Fair enough, I'll try the Paisano. I'm all for worthwhile new experiences. I was gonna get the Sangria to drink with one of my girlfriends because she's into sweet fruity stuff but if I can have something with at least a modicum of cultural, social and/or scientific relevance -- albeit attenuated -- I will give it a shot.
 
I really like decanters. It is surprising what wines guests like that they ordinarily wouldn't touch when you serve it from expensive crystal.
 
How long does CR last before going bad? A 4L bottle of 'wine' of questionable quality might be around for weeks or even months in my place.
 
Flumpy said:
How long does CR last before going bad? A 4L bottle of 'wine' of questionable quality might be around for weeks or even months in my place.

A little longer than fine wine, but not much.

I use two tricks:

1. Store in the fridge. It lasts about two weeks instead of five days.

2. Transfer it to smaller bottles with no headspace. 16.9oz water bottles work in a pinch. Empty screw-top 750ml wine bottles are better. Even beer bottles are good. These bottles will last weeks or months if you are careful not to aerate much when you transfer.

My fallback position is to plan a few dinners that require a lot of red wine as an ingredient.
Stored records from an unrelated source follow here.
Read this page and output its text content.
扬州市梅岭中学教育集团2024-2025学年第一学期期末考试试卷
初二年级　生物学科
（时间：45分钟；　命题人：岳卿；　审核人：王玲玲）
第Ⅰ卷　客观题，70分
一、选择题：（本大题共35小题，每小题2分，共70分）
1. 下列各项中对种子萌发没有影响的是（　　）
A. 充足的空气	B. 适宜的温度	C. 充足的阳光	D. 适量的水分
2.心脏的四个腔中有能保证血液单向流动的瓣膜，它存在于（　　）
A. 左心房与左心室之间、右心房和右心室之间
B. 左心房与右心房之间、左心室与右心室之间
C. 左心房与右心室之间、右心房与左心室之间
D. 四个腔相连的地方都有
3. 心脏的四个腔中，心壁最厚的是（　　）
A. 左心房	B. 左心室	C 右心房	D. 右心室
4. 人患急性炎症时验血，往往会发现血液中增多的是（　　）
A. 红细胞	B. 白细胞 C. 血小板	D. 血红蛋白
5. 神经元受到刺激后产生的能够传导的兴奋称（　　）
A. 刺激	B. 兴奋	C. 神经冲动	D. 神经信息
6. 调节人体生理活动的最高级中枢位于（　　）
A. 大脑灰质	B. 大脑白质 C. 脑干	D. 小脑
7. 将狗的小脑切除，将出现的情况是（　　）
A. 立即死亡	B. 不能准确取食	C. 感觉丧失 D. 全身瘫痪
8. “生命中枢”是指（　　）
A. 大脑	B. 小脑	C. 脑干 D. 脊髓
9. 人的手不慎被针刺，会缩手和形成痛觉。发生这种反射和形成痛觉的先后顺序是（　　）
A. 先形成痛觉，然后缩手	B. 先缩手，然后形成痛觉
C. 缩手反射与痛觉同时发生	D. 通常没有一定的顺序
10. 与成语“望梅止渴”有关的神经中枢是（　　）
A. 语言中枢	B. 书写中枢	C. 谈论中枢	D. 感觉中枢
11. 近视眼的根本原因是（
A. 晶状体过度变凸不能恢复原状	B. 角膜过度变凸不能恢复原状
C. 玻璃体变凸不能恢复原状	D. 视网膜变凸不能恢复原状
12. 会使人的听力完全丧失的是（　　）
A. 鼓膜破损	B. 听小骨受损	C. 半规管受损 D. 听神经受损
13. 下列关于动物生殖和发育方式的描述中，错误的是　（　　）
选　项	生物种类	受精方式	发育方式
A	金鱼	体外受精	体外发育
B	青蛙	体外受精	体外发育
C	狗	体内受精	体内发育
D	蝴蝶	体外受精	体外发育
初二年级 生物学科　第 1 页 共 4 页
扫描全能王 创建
Coq au Vin and Boeuf Bourguignon do a nice job of killing 2 bottles of wine each.
 
I can't handle sweet wine, so I enjoy Paisano at the dinner table. It also works well in stews and tomato sauces. In the summer I enjoy mixing it with a cold, flavored, sugar free, carbonated berry water over ice. It's not a wine I would pair with an elegant meal, but it's a respectable every day table wine.
 
I've split batches between two gallon jugs. When done fermenting I'll "marry" them into a third. I get a full gallon this way. You need three jugs though.